Hoy es Lunes de Pascua, al menos así lo he oído proclamar desde pequeño, Dilluns de Pasco. No es un lunes cualquiera, es un lunes festivo en Baleares, Cantabria, Cataluña, Comunidad Valenciana y País Vasco –Balears, Catalunya, Comunitat Valenciana y Euskadi—. Así somos nosotros, hemos respetado hasta cierto punto las lenguas «locales», pese a que no somos los europeos más cultos, y hasta Cantabria se puede llamar a veces «La Montaña». Contra el común de los países occidentales hemos conservado también el apellido paterno y el materno, seguramente porque somos muy conservadores. En fin, hoy es Lunes de Pascua y en Cataluña la tradición manda que los padrinos regalen a sus ahijados la Mona de Pascua, un pastel o bien una figurilla de chocolate. Esta tradición también rige en la Comunidad Valenciana y en Balears, con sus variantes específicas. En Valencia se organiza una merienda y se rompe el huevo duro del pastel sobre la frente de alguien.
En cuanto a nosotros aún recuerdo los escaparates de pastelerías de nuestra infancia, con huevos de chocolate, muñecos y hasta pistolas, y los comentarios que hacíamos los niños, del tipo suponernos en un western, en un duelo incruento entre vaqueros. Incruento porque a la hora de disparar nos comeríamos el cañón y, ¡je, je!, vencería el que lo comiera más rápido. Así estamos hechos, de películas americanas que llamábamos «del Oeste», o también «de capellots», por los sombreros morrocotudos que lucían cowboys y forajidos.

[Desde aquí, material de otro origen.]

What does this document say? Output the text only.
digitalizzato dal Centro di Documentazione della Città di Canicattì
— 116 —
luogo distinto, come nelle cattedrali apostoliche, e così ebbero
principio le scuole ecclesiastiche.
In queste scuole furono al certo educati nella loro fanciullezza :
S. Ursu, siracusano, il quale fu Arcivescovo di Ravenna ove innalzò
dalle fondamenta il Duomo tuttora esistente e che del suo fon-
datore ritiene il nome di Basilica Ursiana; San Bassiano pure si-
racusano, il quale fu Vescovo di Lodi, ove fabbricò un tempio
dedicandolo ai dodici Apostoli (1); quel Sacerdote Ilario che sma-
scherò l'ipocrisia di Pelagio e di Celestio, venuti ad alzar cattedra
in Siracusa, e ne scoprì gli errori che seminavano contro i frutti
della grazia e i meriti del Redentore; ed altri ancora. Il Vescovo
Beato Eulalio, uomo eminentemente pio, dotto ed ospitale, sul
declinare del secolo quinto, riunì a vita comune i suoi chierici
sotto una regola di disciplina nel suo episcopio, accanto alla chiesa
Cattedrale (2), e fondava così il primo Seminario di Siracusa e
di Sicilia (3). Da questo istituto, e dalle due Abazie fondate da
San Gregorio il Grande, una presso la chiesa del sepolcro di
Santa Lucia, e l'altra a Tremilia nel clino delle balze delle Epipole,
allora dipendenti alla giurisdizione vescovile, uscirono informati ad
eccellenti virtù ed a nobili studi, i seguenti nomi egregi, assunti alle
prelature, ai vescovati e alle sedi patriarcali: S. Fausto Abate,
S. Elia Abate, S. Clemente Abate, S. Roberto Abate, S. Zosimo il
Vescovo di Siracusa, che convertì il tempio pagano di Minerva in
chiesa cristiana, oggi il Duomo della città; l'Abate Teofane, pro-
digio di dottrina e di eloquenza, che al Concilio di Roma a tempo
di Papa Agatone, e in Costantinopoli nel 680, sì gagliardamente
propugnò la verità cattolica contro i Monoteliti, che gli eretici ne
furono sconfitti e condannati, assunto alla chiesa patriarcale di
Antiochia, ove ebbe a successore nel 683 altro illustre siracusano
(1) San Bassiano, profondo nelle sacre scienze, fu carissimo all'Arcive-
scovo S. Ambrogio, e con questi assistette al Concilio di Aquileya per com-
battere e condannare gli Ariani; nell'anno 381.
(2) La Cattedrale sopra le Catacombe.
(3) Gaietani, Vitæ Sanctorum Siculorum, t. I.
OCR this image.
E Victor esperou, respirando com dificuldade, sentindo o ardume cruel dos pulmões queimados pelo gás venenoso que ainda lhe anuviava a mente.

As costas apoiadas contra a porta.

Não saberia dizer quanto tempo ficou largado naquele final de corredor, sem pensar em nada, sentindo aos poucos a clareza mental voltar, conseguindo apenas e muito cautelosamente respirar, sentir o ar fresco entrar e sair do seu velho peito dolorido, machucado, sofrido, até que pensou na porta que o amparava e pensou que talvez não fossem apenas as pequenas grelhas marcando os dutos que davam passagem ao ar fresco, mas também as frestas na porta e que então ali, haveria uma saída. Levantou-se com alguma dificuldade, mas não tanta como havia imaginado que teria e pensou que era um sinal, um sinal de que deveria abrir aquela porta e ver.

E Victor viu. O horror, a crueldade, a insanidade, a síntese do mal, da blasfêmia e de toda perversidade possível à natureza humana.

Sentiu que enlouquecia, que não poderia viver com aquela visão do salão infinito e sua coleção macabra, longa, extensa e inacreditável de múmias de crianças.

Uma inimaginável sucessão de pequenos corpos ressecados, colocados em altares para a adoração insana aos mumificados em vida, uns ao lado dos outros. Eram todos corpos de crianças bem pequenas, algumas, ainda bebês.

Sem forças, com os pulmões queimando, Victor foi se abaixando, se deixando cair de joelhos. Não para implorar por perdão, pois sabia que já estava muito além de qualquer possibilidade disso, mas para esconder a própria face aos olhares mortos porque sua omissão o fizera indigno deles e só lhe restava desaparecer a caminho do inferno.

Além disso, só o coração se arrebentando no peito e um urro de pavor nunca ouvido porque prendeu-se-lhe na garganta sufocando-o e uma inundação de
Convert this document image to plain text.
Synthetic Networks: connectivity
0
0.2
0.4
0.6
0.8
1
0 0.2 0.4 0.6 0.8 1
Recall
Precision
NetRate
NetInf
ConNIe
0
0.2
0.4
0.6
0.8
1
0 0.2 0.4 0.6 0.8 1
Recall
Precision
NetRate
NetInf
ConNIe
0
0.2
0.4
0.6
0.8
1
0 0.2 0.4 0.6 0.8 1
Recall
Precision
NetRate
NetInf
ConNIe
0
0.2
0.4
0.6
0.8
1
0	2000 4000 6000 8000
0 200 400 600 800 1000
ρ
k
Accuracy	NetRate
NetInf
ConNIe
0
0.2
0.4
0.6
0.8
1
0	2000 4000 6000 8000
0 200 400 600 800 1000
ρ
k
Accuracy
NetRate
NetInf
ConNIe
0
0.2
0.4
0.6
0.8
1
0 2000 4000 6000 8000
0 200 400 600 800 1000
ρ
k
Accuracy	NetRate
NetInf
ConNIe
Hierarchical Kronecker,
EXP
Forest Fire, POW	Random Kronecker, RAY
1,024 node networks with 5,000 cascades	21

En fin, seguimos estando a Lunes de Pascua. En tiempos ya nos sentiríamos hartos de comer los caramelos que guardábamos durante toda la cuaresma para cuando tocaran a gloria, celebrando la Resurrección de Jesús y dando fin al luto de la Semana Santa. Estaríamos ahítos de sacar punta al caramelo de Pascua a base de darle lengüetazos. Nos pondríamos tristes porque mañana tendríamos que volver al colegio, que era un real fastidio, porque se prolongaba de las siete de la mañana a las siete de la tarde. Rememoraríamos la procesión del Viernes Santo, los pasos con figuras temblequeantes, el sonido áspero de las carracas en medio del silencio fervoroso y del arrastre de cadenas de los encapuchados. Podríamos comer por fin las empanadas de carne que se reservaban para cuando acabara el luto por la muerte de Jesús, si no teníamos la Bula de la Santa Cruzada que lo permitiera. La «bula» era un permiso especial de la Iglesia que se concedió desde el siglo XVI hasta 1966 a cambio de una limosna.